An edition of The Correspondence of Dorothy Percy Sidney, Countess of Leicester [1598-1659], ed. Michael Brennan, Margaret Hannay and Noel Kinnamon

Lead Research Organisation: University of Leeds
Department Name: School of English

Abstract

1. This project, to complete a contracted and collaborative edition (with Ashgate Publishing) of The Correspondence of Dorothy Percy Sidney, Countess of Leicester [1598-1659], draws upon the wealth of seventeenth-century manuscript material held in the Sidney family archive, one of the largest collections of early-modern family and state papers in private hands. With the support of its owner, Viscount De L'Isle, the three co-editors of this edition have been collaboratively working on materials from this archive for the last fifteen years, resulting, to date, in six published books, numerous articles and conference papers, and four further ongoing contracted book-length publications.

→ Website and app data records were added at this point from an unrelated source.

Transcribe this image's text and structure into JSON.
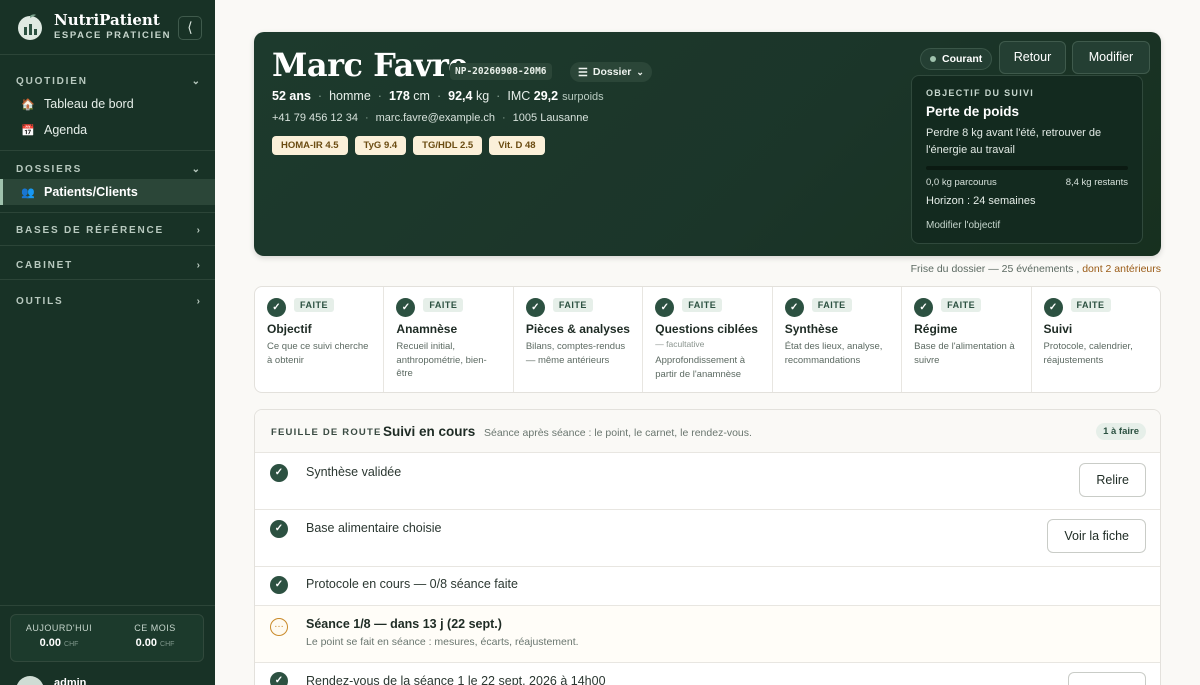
{
  "sidebar": {
    "brand_name": "NutriPatient",
    "brand_sub": "ESPACE PRATICIEN",
    "collapse_label": "⟨",
    "sections": {
      "quotidien": "QUOTIDIEN",
      "dossiers": "DOSSIERS",
      "bases": "BASES DE RÉFÉRENCE",
      "cabinet": "CABINET",
      "outils": "OUTILS"
    },
    "items": {
      "tableau": "Tableau de bord",
      "agenda": "Agenda",
      "patients": "Patients/Clients"
    },
    "stats": {
      "today_label": "AUJOURD'HUI",
      "today_value": "0.00",
      "month_label": "CE MOIS",
      "month_value": "0.00",
      "currency": "CHF"
    },
    "user_name": "admin"
  },
  "patient": {
    "name": "Marc Favre",
    "id": "NP-20260908-20M6",
    "dossier_label": "Dossier",
    "age": "52 ans",
    "sex": "homme",
    "height_value": "178",
    "height_unit": "cm",
    "weight_value": "92,4",
    "weight_unit": "kg",
    "bmi_label": "IMC",
    "bmi_value": "29,2",
    "bmi_class": "surpoids",
    "phone": "+41 79 456 12 34",
    "email": "marc.favre@example.ch",
    "city": "1005 Lausanne",
    "badges": [
      "HOMA-IR 4.5",
      "TyG 9.4",
      "TG/HDL 2.5",
      "Vit. D 48"
    ]
  },
  "header_actions": {
    "status": "Courant",
    "back": "Retour",
    "edit": "Modifier"
  },
  "goal": {
    "kicker": "OBJECTIF DU SUIVI",
    "title": "Perte de poids",
    "description": "Perdre 8 kg avant l'été, retrouver de l'énergie au travail",
    "progress_fraction": 0.0,
    "done": "0,0 kg parcourus",
    "remaining": "8,4 kg restants",
    "horizon": "Horizon : 24 semaines",
    "edit_link": "Modifier l'objectif"
  },
  "frise": {
    "text": "Frise du dossier — 25 événements ,",
    "link": "dont 2 antérieurs"
  },
  "steps": [
    {
      "badge": "FAITE",
      "title": "Objectif",
      "desc": "Ce que ce suivi cherche à obtenir"
    },
    {
      "badge": "FAITE",
      "title": "Anamnèse",
      "desc": "Recueil initial, anthropométrie, bien-être"
    },
    {
      "badge": "FAITE",
      "title": "Pièces & analyses",
      "desc": "Bilans, comptes-rendus — même antérieurs"
    },
    {
      "badge": "FAITE",
      "title": "Questions ciblées",
      "optional": "— facultative",
      "desc": "Approfondissement à partir de l'anamnèse"
    },
    {
      "badge": "FAITE",
      "title": "Synthèse",
      "desc": "État des lieux, analyse, recommandations"
    },
    {
      "badge": "FAITE",
      "title": "Régime",
      "desc": "Base de l'alimentation à suivre"
    },
    {
      "badge": "FAITE",
      "title": "Suivi",
      "desc": "Protocole, calendrier, réajustements"
    }
  ],
  "roadmap": {
    "kicker": "FEUILLE DE ROUTE",
    "title": "Suivi en cours",
    "subtitle": "Séance après séance : le point, le carnet, le rendez-vous.",
    "count": "1 à faire",
    "rows": [
      {
        "text": "Synthèse validée",
        "button": "Relire"
      },
      {
        "text": "Base alimentaire choisie",
        "button": "Voir la fiche"
      },
      {
        "text": "Protocole en cours — 0/8 séance faite"
      },
      {
        "text": "Séance 1/8 — dans 13 j (22 sept.)",
        "sub": "Le point se fait en séance : mesures, écarts, réajustement.",
        "icon": "…"
      },
      {
        "text": "Rendez-vous de la séance 1 le 22 sept. 2026 à 14h00"
      }
    ]
  },
  "colors": {
    "sidebar_bg": "#183226",
    "hero_bg": "#1d3a2d",
    "accent": "#2c5141",
    "badge_bg": "#fbf0d9",
    "link": "#9a5b16"
  }
}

2. This edition will provide the first complete edition of the c.140 surviving letters from Dorothy Percy Sidney's correspondence and will illustrate her centrality to the Sidney family's personal and public lives from the 1630s onwards. Its scope and format will parallel our earlier collaborative edition of Sidney family letters for the same Ashgate series, Domestic Politics and Family Absence. The Correspondence (1588-1621) of Robert Sidney, first Earl of Leicester, and Barbara Gamage Sidney, Countess of Leicester (Ashgate, 2005) - i.e., the correspondence of Dorothy Percy Sidney's parents-in-law. It will also draw upon my own preliminary findings on her familial and political importance included in my monograph, The Sidneys of Penshurst and the Monarchy, 15001-1700 (Ashgate, 2006 - completed during a previous period of AHRC Research Leave in 2005).
3. Dorothy secretly married Robert Sidney (son of Queen Anne's Lord Chamberlain, Robert, 1st Earl of Leicester, and nephew of Sir Philip Sidney) in mid-1616 but was warmly welcomed into the Sidney's family life at Penshurst in Kent and at London, where they often resided at Baynard's Castle with their influential cousins, William Herbert, 3rd Earl of Pembroke, and his younger brother, Philip Herbert, 1st Earl of Montgomery, a lasting favourite and close personal friend of King James.

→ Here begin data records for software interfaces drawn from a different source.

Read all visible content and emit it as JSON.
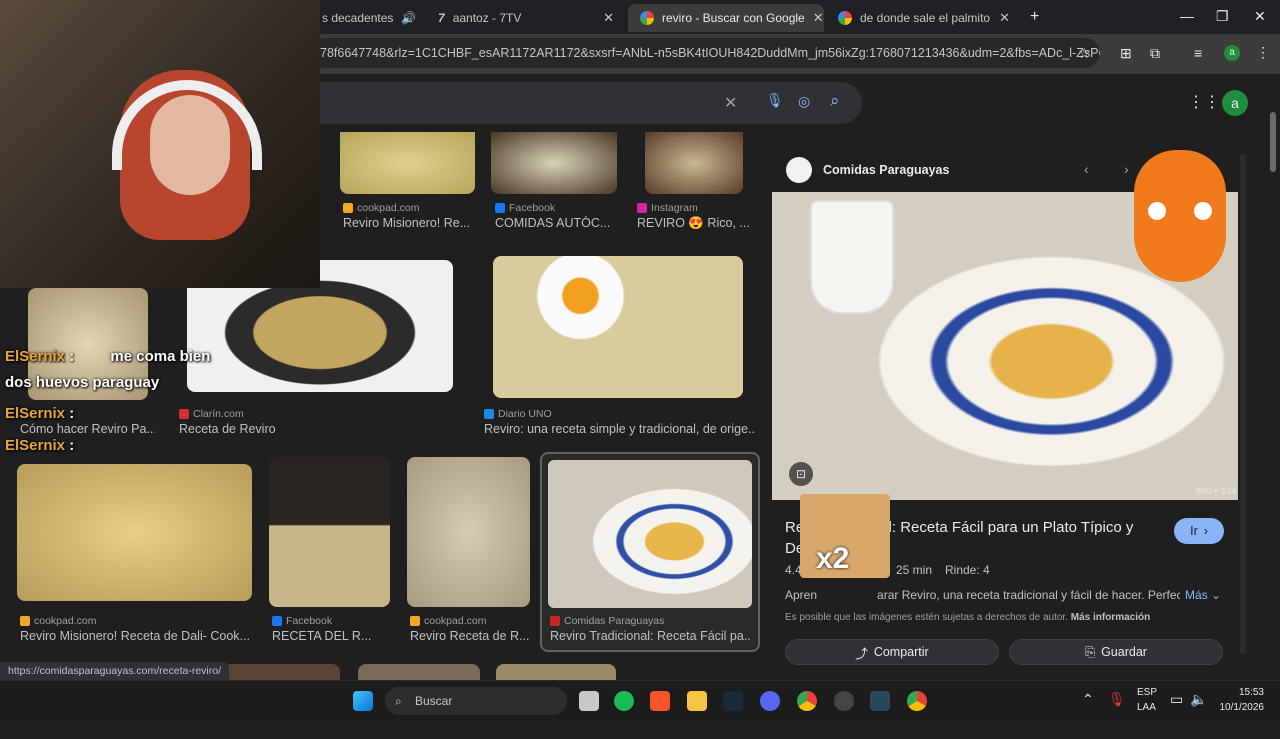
{
  "tabs": [
    {
      "title": "s decadentes",
      "active": false
    },
    {
      "title": "aantoz - 7TV",
      "active": false
    },
    {
      "title": "reviro - Buscar con Google",
      "active": true
    },
    {
      "title": "de donde sale el palmito - Busc",
      "active": false
    }
  ],
  "address_bar": {
    "url": "78f6647748&rlz=1C1CHBF_esAR1172AR1172&sxsrf=ANbL-n5sBK4tIOUH842DuddMm_jm56ixZg:1768071213436&udm=2&fbs=ADc_l-ZsP6SKv..."
  },
  "profile_initial": "a",
  "top_row": [
    {
      "source": "cookpad.com",
      "caption": "Reviro Misionero! Re..."
    },
    {
      "source": "Facebook",
      "caption": "COMIDAS AUTÓC..."
    },
    {
      "source": "Instagram",
      "caption": "REVIRO 😍 Rico, ..."
    }
  ],
  "middle_row": [
    {
      "source": "",
      "caption": "Cómo hacer Reviro Pa..."
    },
    {
      "source": "Clarín.com",
      "caption": "Receta de Reviro"
    },
    {
      "source": "Diario UNO",
      "caption": "Reviro: una receta simple y tradicional, de orige..."
    }
  ],
  "bottom_row": [
    {
      "source": "cookpad.com",
      "caption": "Reviro Misionero! Receta de Dali- Cook..."
    },
    {
      "source": "Facebook",
      "caption": "RECETA DEL R..."
    },
    {
      "source": "cookpad.com",
      "caption": "Reviro Receta de R..."
    },
    {
      "source": "Comidas Paraguayas",
      "caption": "Reviro Tradicional: Receta Fácil pa..."
    }
  ],
  "panel": {
    "source": "Comidas Paraguayas",
    "image_size": "800 × 534",
    "title_start": "Re",
    "title_rest": "al: Receta Fácil para un Plato Típico y",
    "title_line2": "De",
    "go_label": "Ir",
    "rating": "4.4",
    "time": "25 min",
    "serves": "Rinde: 4",
    "desc_start": "Apren",
    "desc_rest": "arar Reviro, una receta tradicional y fácil de hacer. Perfect...",
    "more": "Más",
    "copyright": "Es posible que las imágenes estén sujetas a derechos de autor.",
    "more_info": "Más información",
    "share": "Compartir",
    "save": "Guardar"
  },
  "chat": [
    {
      "user": "ElSernix",
      "message": "me coma bien"
    },
    {
      "user": "",
      "message": "dos huevos paraguay"
    },
    {
      "user": "ElSernix",
      "message": ":"
    },
    {
      "user": "ElSernix",
      "message": ":"
    }
  ],
  "emote_text": "x2",
  "status_url": "https://comidasparaguayas.com/receta-reviro/",
  "taskbar": {
    "search_label": "Buscar",
    "lang1": "ESP",
    "lang2": "LAA",
    "time": "15:53",
    "date": "10/1/2026"
  },
  "colors": {
    "accent_blue": "#8ab4f8",
    "chat_name": "#e8a33a",
    "bg": "#1f1f1f"
  }
}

4. Dorothy's own familial links were of immense value to the Sidneys. She was the daughter of Henry Percy, ninth Earl of Northumberland, and his wife, Dorothy Devereux, the sister of the executed Robert, 2nd Earl of Essex. As her letters demonstrate, she also brought useful political connections with the circle of her sister, Lucy Percy Hay, Countess of Carlisle and, thereby, developed a productive intimacy relationship with Queen Henrietta Maria herself.
5. During her husband's embassy to France (1636/41) and then his Lord Lieutenancy of Ireland (1641/4), Dorothy became an active and shrewd promoter of her family's interests at court and a staunch defender of her husband's administrative reputation and loyalty to the English royal family. Due to Robert Sidney's prolonged absences on international, official and court duties, Dorothy increasingly became the personal and political focus of the Sidney family during the 1630s and 1640s; and, following her husband's traumatic disassociation from Charles I in 1644, she became the central and pivotal figure for the Sidneys in court and political life.
6. In addition to her correspondence with a wide variety of influential court and political figures at this period, in her letters Dorothy also regularly writes about her responsibilities for the financial and domestic management of both her country estate, Penshurst Place in Kent, and her huge London mansion, Leicester House. She comments on the Sidneys' growing collection of pictures and furnishing imported from France and, after 1649, acquired from the English royal collections, and the domestic vicissitudes of childhood illnesses, outbreaks of the plague and schemes for the grand marital unions of her children. Her letters eloquently convey how complex, demanding and testing were the multifaceted roles expected during the mid-17th century of an aristocratic early-modern Englishwoman.